Also, after a rough glance through multi_array and uBLAS it looks
like
GIL, uBLAS, and multi_array seem to repeat very similar concepts (and seem to use different syntax). Isn't that kind of bad? I have been playing with GIL in the past but now I am scratching my head about these other libraries.
Beware that running ''some tests'' on arbitrary large array of any kind must take into account the fact that you may induces cache misses especially in the above example where I don't think a quarter of the data fit into the L1 cache. Considering cache misses may lead to a ten fold computing time, this may render performance tests unusable. I have struggled a few with optimized array and tried many way to do so.
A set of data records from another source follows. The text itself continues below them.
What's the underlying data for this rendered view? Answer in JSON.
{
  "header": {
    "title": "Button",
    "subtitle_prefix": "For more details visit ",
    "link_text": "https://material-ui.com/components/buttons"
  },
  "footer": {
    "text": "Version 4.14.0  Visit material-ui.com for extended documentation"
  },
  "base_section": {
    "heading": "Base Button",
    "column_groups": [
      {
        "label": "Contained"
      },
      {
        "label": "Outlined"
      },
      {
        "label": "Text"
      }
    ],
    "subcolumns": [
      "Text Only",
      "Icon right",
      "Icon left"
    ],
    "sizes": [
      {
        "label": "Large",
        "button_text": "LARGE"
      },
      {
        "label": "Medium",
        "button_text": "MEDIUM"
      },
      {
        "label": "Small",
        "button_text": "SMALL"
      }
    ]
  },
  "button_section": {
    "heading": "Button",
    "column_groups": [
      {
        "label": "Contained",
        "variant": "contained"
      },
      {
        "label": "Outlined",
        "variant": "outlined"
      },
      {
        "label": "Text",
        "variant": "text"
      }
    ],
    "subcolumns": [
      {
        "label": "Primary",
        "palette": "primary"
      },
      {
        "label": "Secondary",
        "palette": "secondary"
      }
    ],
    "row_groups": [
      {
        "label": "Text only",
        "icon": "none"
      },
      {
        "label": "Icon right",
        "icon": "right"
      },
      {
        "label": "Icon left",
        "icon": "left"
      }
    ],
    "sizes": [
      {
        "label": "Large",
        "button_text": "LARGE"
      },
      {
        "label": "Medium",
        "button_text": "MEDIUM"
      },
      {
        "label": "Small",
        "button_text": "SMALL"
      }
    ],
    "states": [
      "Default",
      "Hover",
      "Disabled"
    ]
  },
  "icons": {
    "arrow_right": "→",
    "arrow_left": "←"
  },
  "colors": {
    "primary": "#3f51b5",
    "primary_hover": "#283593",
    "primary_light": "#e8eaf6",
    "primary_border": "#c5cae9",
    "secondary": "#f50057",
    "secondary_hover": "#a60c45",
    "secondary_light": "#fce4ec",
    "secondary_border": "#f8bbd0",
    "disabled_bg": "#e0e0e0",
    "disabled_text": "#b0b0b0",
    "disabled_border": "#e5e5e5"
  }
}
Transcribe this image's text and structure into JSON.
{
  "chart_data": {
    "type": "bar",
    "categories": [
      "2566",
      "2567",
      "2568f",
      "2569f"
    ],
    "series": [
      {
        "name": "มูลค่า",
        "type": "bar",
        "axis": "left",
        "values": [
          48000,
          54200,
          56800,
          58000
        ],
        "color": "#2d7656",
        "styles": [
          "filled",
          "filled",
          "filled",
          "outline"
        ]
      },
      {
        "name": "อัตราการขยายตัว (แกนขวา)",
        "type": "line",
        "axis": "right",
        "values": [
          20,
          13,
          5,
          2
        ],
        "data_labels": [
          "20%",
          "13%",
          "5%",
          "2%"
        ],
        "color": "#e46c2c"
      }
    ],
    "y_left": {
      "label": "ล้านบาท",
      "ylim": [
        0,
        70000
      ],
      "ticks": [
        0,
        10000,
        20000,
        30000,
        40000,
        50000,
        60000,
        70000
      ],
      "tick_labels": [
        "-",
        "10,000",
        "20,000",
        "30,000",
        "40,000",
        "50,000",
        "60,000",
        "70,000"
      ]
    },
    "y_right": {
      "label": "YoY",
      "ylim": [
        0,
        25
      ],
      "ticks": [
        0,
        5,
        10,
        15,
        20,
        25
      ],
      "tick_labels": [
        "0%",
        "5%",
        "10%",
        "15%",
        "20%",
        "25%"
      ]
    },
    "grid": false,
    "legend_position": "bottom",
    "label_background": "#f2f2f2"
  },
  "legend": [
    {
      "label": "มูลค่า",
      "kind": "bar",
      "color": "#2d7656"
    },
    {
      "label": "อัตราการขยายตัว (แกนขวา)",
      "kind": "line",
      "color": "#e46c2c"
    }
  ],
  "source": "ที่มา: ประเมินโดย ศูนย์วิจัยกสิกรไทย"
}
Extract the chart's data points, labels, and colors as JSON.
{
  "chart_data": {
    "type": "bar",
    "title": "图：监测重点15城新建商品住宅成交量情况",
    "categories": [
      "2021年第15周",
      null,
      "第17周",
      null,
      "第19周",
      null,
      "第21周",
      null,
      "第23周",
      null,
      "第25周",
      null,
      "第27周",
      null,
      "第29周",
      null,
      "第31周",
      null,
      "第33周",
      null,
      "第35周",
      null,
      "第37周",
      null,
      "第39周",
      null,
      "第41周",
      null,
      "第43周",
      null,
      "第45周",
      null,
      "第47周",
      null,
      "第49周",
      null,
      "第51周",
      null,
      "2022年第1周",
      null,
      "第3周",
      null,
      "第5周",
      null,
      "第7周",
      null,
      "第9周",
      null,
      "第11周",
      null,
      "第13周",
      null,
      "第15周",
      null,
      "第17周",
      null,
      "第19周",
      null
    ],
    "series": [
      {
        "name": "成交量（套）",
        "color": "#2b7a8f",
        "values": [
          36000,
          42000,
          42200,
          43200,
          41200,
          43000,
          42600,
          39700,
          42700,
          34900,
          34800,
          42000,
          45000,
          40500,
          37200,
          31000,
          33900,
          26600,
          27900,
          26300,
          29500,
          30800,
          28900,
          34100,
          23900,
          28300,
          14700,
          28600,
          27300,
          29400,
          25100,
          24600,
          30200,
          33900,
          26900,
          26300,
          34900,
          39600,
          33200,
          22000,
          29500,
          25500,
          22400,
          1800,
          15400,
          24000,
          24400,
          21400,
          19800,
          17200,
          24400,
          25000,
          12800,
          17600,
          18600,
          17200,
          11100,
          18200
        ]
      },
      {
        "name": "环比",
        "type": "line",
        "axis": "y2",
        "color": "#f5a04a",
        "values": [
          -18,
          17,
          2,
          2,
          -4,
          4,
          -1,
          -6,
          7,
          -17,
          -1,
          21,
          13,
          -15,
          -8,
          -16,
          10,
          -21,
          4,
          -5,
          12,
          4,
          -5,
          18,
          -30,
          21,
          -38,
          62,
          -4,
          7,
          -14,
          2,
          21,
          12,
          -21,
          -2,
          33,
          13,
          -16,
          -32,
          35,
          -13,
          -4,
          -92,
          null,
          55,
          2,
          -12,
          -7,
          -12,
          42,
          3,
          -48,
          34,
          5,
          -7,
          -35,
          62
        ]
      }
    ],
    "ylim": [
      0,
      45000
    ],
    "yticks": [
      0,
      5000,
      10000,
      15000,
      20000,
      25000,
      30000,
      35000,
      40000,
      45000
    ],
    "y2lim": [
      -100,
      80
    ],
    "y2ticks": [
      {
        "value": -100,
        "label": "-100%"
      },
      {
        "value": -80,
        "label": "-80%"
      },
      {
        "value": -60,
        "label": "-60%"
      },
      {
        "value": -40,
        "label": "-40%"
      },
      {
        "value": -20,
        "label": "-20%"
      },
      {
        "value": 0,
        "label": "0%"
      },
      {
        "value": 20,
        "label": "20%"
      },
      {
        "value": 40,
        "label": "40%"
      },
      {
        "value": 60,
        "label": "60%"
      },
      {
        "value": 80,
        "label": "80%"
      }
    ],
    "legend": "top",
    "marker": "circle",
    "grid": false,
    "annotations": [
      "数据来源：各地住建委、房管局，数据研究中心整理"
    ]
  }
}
Seems the easiest way to have : - chained operator[ ] access syntax - correct performance in L1 cache - easy way to perform tiled computation - comaptible with other high-performances settings (padding & alignement for SIMD for example) is not easy. Best way so far is to use a compact Numeric Recipes like structure aka for a D1*D2*..*Dn array, you have to allocate a D1*D2*..*Dn memory block and n-1 array of pointer of different level to each dimension. Then returning the top level pointer (a T**.** with n *) grants you a way to acces element i1,i2,..,in through n[] call while having no stride computation to do manually and so, making tiling easy to write as a multiple array loop nest. And most of the time, a container that can't support tiling easily is useless in most real life application as this simple techniques can significantly increase runtime performances. I actually wrote a thesis on the subject and still struggle to get a decent library out of all my experiments.There is some prototype of it but it's nowhere completed (NT2 on sourceforge for reference) in which I use Epression tempalte to evaluates at compile time a somewhat optimal tiling size. If needed I can reinject my experiments results here so we can all brainstorm about this but I think the problem of "easy-to-use and good performances" numeric data container is not easy and not currently addressed anywhere.